Communications of the ACM, 39(3), March, 1996.

In the past 20 years there has been tremendous progress in developing and analyzing parallel algorithms. Researchers have developed efficient parallel algorithms to solve most problems for which efficient sequential solutions are known. Although some of these algorithms are efficient only in a theoretical framework, many are quite efficient in practice or have key ideas that have been used in efficient implementations. This research on parallel algorithms has not only improved our general understanding of parallelism, but in several cases has led to improvements in sequential algorithms. Unfortunately there has been less success in developing good languages for programming parallel algorithms, particularly languages that are well suited for teaching and prototyping algorithms. There has been a large gap between languages that are too low level, requiring specification of many details that obscure the meaning of the algorithm, and languages that are too high-level, making the performance implications of various constructs unclear. In sequential computing many standard languages such as C or Pascal do a reasonable job of bridging this gap, but in parallel languages building such a bridge has been significantly more difficult.

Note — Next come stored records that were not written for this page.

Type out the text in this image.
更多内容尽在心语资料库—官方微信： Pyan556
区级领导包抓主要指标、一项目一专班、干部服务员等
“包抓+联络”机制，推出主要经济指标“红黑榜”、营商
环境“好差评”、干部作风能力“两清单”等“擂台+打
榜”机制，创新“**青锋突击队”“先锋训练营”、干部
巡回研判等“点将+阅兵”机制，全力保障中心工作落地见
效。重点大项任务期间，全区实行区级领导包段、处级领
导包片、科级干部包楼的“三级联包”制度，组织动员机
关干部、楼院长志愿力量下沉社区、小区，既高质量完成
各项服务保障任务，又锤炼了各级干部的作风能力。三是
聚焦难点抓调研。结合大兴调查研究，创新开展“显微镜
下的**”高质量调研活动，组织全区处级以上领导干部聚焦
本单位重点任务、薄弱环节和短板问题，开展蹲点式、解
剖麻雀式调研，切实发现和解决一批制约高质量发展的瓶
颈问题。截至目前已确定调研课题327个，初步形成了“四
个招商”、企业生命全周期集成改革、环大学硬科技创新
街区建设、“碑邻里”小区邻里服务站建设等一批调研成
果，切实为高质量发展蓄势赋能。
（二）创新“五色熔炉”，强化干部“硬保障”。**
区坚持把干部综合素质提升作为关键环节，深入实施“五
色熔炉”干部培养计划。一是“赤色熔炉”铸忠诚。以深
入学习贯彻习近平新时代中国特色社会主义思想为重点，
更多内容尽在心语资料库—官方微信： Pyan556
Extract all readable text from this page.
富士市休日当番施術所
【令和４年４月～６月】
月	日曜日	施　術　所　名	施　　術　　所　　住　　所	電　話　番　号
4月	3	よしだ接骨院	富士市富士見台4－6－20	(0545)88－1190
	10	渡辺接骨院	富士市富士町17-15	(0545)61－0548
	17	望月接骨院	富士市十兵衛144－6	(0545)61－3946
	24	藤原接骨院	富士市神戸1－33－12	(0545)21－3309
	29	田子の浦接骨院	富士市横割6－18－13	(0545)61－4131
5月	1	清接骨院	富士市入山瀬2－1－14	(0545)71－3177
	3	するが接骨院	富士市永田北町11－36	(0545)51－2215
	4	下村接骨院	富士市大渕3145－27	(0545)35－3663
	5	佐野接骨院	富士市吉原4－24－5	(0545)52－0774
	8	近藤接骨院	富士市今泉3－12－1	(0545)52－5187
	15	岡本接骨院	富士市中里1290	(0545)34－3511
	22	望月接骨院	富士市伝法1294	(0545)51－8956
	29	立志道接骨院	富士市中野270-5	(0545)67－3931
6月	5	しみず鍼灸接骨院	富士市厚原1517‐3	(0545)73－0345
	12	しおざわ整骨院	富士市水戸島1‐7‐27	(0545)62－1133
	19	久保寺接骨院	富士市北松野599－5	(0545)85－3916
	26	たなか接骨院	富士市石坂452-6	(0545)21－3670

Our research involves developing a parallel language that is useful for teaching as well as for implementing parallel algorithms. To achieve this, an important goal has been to develop a language that allows high-level descriptions of parallel algorithms while also having a well understood mapping onto a performance model (i.e. bridges the gap). Based on our research, we believe that the following two features are important for achieving this goal:

In this article we describe these features and explain why they are important for programming parallel algorithms. To make the ideas concrete, we describe the programming language NESL [5], which we designed based on the features, and go through several examples of how to program and analyze parallel algorithms using the language. We have been using NESL for three years in undergraduate and graduate courses on parallel algorithms [8]. The algorithms we cover in this article are relatively straightforward. Many more algorithms can be found through the Web version of this article.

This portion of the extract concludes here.